My Journey

2008

“Wow… where do I begin” is my response when someone asks me about my road to becoming natural. Like many naturals I began my journey after being fed up with perms. I have been getting perms since the age of 5… Yes, you read that correctly, 5! At that time everyone was getting a perm/ relaxer even the young kiddies like myself a fresh perm was a must for the first day of school. My mother always did my perms and as I got into my teen years and my early adult years, I started to go to the hair salon to get wash n’ sets and sometimes do my own perms.

Having my hair straight was EVERYTHING for me. I would wash my hair every other day and apply a massive amount of heat to it from flat irons because I just needed that Pantene Pro-V commercial hair look! Anytime I would get new growth, I would kindly place a relaxer in it so my hair would look completely bone straight. As beautiful I felt my hair was and looked at the time, I knew it wasn’t healthy, but my main concern was having it look silky and straight.

2012

I remember wanting blonde hair so badly I went to the salon and told them what I wanted. I was warned that going through the process would cause a lot damage because of the bleach they said they had to use, but I was deteremined anyway. The stylist suggested I put highlights of blonde all over my head so that it would give an illusion of having blonde hair. To me that sounded less damaging. So I was all for it. A few days after,  my hair began to fall out. I didn’t take care of it. I treated my hair so poorly after I got the highlights. I no longer knew what to do, so I made the decision to stop perming my hair and let my hair grow naturally, but that also came with a decision to wear weaves.

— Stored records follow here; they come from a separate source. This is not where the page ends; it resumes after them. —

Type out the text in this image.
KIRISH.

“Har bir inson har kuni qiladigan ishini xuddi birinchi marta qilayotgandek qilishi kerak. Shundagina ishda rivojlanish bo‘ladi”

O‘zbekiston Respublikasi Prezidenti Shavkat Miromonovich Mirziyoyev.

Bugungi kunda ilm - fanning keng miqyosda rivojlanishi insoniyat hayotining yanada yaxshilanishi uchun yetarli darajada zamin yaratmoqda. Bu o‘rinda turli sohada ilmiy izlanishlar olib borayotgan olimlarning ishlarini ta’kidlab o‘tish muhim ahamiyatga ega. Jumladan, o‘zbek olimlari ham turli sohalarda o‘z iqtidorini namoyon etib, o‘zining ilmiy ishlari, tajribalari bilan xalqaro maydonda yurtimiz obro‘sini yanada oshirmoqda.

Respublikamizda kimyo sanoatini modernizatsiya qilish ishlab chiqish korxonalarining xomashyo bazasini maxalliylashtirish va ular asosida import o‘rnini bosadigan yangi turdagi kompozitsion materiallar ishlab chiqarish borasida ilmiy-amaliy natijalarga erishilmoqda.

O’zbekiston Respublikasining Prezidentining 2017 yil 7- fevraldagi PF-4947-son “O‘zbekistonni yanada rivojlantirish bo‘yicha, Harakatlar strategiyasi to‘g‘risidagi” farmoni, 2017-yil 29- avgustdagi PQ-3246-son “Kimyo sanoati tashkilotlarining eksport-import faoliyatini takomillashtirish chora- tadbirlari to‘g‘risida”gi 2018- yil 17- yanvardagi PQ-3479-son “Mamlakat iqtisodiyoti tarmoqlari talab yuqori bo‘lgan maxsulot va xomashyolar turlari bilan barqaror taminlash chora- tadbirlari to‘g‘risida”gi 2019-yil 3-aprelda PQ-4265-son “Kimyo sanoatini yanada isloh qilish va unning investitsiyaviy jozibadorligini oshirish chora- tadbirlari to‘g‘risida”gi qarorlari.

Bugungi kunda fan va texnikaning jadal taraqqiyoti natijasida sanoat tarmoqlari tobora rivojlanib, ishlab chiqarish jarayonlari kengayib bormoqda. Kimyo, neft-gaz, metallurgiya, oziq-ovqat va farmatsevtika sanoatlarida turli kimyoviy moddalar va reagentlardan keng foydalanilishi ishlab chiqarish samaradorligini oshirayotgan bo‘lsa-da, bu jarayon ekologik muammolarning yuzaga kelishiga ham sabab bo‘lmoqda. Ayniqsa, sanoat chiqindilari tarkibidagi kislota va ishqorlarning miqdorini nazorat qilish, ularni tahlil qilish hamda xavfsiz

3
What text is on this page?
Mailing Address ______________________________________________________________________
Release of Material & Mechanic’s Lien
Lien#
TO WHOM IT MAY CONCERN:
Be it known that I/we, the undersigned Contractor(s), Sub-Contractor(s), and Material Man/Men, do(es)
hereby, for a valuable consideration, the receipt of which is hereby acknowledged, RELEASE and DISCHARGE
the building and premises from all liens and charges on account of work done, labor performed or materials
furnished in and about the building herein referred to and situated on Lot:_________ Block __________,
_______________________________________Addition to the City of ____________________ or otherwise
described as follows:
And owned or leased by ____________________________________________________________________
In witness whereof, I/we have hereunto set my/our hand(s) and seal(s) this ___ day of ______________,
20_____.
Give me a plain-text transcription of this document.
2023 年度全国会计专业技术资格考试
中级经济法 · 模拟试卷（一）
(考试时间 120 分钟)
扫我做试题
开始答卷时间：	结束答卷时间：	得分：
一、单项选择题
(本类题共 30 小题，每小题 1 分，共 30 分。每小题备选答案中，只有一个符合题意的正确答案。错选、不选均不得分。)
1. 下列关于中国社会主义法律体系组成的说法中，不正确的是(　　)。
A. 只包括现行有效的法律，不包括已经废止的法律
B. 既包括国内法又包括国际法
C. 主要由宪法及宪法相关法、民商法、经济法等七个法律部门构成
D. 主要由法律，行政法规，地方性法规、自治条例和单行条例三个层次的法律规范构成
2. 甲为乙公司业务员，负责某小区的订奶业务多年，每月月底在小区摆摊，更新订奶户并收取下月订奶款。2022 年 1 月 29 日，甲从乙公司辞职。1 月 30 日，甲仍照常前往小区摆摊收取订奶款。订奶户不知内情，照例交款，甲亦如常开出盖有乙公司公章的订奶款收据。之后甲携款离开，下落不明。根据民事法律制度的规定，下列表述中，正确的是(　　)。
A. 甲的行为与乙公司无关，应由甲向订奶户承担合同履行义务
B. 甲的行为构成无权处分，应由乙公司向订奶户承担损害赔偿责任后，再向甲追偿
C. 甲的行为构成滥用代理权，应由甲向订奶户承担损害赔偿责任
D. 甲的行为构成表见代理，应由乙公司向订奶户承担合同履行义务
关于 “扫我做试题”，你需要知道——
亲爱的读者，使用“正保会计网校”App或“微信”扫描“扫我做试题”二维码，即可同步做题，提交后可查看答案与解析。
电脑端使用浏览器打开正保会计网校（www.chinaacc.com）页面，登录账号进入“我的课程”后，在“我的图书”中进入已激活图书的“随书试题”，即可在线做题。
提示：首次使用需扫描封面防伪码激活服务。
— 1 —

I wore a short weave for a month, and I then wore a long weave. In January 2011, after discovering YouTube, I watched videos demonstrating “The Big Chop”. I was inspired by YouTube sensations like Nikki Mae, Naptural85 and many others (too many to name!) That month I did my big chop, in my bathroom while three months pregnant, and two days later… guess what? I was right back in the salon getting a weave installed. After I cut my hair, I must admit, I was unhappy with it. I wasn’t used to it. It wasn’t me, at the time. I didn’t feel beautiful. So I pretty much wore my weave that entire year and let my hair just grow underneath. I continued to wear my weaves as the years went by, and noticed a great amount of growth in my natural hair every time I would remove my installations. I wanted to wear my natural hair out in the summer, but the front of my hair was so damaged from continuing to straighten and some times relax my leave out (my girls with weaves know what I mean by leave out, lol) but basically, it is a portion of your natural hair that is left out to blend in with the weave so it doesn’t look obvious that you are wearing a weave. But overall, my “leave out” began to break right off.

2014

After a while I began to get tired of the whole process of getting my weaves done. Spending the time and the money to have it “laid” was becoming a headache. I wanted to embrace my natural hair but it was so damaged! So I wore a curly weave thinking, hmmm maybe this will work out better. But that was even more of a mess for me! lol. So the weekend of my 28th birthday, I decided to start from scratch and do another Big Chop. Although I did wear a weave for my friends wedding, after that I decided to go cold turkey. No more weaves, no more heat (straightening) and certainly, no more perms, ever!

Spring 2015

I finally built a relationship with my natural hair after 4 years of going natural in the first place. Now I must admit, doing this was extremely hard. But letting go of perms and weaves and being able to rock my natural hair has opened me up to a different side. It has helped me battle my issues with physical insecurity. The need for acceptance of my appearance was no longer there.  I no longer needed validation. I no longer felt the need to look a certain way to feel loved or be looked at. I felt free and happy when I made the decision to be natural, actively. I even tried protective styling when I felt I wanted a break from it or just wanted to protect it from challenging weather. This is the healthiest my hair has ever been and the healthiest I have ever been.

Summer 2015
Summer 2015

My advice to women who are considering going natural, I say go for it! Don’t be afraid to cut your hair off and start new. Do your research and figure out if going natural is something that is best for YOU. But I will always say that natural is better 🙂 And if you are concerned about the transition, that is normal. Just understand that our hair is BEAUTIFUL! Bottom line. Don’t let anyone tell you different.